It included four festivals in October itself, including Navaratri, which alone is listed for ten days.
This “list of religious holidays on which it shall be mandatory to excuse a student”, includes the Hindu festivals of Guru Purnima, Naga Panchami, Raksha Bandhan, Krishna Janmashtami, Ganesha Chaturthi, Onam, Navaratri, Duserra, Diwali,
Goverdhan Puja, Makar Sankranti, Pongal, Vasant Panchami, Maha Shivaratri, Holi, Chandramana Yugadi, Souramana Yugadi, Ramnavami and Hanuman Jayanti.
Universal Society of Hinduism urged the Board in the past to include five festivals on the list, which are included in this list.
Distinguished Hindu statesman Rajan Zed, who is President of Universal Society of Hinduism, in a statement in Nevada today, calling the “List” a step in the positive direction, thanked NJSBE and its President Mark W. Biedron for being inclusive.
Rajan Zed had said that Hinduism was rich in festivals and festivals were very dear to Hindu families.
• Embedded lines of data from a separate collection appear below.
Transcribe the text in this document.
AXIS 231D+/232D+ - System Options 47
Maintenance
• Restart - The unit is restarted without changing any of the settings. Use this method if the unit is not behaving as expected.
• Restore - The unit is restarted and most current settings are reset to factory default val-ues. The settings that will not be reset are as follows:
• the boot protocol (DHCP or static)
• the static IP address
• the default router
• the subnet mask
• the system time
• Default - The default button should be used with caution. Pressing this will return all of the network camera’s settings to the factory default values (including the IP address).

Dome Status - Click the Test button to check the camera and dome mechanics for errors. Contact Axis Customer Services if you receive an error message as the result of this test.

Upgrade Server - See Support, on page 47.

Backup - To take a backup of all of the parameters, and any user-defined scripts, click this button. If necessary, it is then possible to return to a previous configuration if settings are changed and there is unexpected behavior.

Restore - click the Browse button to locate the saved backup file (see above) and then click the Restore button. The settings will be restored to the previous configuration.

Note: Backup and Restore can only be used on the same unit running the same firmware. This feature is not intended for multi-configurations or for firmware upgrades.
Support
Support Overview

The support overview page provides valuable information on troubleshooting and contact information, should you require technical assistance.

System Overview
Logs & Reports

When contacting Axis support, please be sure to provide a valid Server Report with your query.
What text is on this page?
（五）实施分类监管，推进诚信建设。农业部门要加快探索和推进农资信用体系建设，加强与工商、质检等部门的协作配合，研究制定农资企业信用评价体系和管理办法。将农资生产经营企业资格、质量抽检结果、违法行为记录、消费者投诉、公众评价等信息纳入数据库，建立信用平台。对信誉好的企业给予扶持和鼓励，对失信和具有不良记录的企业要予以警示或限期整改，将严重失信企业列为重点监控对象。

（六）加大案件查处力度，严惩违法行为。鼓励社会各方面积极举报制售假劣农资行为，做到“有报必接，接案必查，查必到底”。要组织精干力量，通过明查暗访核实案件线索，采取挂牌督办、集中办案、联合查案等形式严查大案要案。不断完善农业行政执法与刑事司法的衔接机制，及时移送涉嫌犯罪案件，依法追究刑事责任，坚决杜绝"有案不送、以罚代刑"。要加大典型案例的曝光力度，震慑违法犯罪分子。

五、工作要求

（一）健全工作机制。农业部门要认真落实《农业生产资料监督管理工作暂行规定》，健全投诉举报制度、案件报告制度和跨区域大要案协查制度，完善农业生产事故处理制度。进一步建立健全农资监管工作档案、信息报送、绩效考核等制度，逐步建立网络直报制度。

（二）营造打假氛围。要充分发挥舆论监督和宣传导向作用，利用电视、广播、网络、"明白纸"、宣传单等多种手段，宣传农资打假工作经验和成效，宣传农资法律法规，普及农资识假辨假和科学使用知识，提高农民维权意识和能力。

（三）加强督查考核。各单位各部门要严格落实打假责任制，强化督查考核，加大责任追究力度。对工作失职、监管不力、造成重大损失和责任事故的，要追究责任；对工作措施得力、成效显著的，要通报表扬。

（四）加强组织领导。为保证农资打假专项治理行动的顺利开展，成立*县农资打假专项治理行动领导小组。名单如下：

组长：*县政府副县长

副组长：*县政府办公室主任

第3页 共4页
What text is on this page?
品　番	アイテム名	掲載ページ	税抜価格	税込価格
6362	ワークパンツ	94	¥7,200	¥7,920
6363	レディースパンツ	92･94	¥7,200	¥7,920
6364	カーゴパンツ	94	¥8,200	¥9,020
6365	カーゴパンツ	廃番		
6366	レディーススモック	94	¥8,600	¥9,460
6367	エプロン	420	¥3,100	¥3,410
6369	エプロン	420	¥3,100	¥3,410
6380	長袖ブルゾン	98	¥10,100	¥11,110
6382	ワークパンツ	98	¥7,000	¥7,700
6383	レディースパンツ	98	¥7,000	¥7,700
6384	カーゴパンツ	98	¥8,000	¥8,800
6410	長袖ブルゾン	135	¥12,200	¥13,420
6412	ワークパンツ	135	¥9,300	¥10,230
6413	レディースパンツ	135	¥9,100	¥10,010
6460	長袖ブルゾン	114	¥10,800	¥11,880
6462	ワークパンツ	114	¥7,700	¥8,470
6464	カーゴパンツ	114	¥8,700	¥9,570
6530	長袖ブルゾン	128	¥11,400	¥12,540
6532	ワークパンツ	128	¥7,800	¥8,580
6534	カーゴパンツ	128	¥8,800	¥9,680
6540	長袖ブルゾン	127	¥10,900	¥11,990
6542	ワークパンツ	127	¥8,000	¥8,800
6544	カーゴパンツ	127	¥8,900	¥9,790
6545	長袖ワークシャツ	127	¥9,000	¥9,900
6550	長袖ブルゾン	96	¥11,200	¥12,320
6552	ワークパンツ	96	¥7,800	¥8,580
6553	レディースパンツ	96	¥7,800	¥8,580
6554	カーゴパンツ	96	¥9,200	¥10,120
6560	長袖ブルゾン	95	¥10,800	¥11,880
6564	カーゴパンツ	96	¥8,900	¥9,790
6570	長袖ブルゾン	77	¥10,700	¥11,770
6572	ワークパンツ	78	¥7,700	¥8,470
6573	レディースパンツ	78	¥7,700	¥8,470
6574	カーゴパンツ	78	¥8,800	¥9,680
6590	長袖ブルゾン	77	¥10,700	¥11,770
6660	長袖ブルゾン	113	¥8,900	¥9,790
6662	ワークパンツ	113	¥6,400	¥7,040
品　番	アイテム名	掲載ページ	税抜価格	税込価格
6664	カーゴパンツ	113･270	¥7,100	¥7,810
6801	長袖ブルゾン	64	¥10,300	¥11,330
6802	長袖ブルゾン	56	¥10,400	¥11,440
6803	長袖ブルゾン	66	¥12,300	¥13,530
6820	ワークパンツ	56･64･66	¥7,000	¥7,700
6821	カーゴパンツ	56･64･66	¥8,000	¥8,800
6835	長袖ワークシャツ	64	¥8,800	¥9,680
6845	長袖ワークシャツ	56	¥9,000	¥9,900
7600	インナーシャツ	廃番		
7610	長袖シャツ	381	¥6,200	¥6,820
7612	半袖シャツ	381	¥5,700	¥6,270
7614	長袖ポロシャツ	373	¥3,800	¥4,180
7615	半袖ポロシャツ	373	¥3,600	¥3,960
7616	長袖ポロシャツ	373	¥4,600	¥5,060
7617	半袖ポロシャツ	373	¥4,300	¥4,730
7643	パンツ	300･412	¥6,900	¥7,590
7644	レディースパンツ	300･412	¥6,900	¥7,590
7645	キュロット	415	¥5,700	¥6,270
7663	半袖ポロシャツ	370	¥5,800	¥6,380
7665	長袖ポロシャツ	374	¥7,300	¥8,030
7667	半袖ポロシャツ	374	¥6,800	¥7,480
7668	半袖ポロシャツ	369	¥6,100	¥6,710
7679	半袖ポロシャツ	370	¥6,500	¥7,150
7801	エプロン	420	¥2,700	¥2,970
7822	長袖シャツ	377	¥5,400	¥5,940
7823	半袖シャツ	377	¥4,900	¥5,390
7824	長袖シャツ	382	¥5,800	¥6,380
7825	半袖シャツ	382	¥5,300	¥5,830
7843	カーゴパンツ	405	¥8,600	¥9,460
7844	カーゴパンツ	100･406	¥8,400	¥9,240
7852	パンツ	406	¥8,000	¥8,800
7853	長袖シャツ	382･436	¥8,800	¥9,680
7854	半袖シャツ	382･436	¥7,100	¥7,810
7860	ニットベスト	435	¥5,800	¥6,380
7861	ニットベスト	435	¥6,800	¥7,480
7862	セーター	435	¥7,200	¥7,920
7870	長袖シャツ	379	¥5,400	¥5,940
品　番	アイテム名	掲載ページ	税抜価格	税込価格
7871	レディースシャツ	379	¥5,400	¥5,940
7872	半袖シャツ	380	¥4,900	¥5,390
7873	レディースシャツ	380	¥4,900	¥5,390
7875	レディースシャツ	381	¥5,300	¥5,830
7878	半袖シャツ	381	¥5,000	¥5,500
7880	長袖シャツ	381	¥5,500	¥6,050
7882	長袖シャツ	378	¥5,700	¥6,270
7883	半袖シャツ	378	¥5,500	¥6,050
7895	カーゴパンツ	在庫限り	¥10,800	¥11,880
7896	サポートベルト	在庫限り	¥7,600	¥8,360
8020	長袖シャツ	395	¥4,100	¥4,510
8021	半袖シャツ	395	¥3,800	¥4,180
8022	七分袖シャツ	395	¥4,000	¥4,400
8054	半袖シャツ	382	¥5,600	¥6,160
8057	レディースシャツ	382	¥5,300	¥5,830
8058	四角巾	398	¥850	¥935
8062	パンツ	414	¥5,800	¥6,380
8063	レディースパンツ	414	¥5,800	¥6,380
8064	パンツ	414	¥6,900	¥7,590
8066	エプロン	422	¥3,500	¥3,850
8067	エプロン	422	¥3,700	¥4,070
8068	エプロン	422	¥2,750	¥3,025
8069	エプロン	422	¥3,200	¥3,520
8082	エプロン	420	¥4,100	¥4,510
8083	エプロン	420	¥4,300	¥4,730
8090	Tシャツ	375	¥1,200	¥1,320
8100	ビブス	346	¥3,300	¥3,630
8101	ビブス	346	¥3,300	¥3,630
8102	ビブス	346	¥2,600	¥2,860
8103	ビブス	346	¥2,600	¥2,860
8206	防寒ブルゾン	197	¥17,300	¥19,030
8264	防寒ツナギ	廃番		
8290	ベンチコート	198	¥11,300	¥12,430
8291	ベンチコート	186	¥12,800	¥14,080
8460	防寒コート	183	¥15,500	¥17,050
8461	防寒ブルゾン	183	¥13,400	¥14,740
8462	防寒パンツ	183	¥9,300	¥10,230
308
Since families wanted to celebrate these festivals together along with their school going children, we did not want our children to be deprived of any privileges at the school because of thus resulting absences on these days.
According to the NJSBE resolution: “Any student absent from school because of a religious holiday may not be deprived of any award or of eligibility or opportunity to compete for any award because of such absence”, “Students who miss a test or examination because of absence on a religious holiday must be given the right to take an alternate test or examination”, “Boards of education, at their discretion, may add other days to the list for the schools of their districts”, and “Any absence because of a religious holiday must be recorded…as an excused absence”.
The NJSBE, which meets monthly in Trenton, “adopts the administrative code, which sets the rules needed to implement state education law. Such rules cover the supervision and governance of the state’s 2,500 public schools, which serve 1.38 million students”. Joseph Fisicaro and Diane Shoener are Vice President and Director respectively of NJSBE; David C. Hespe is Commissioner of New Jersey Department of Education; and Chris Christie is the New Jersey Governor.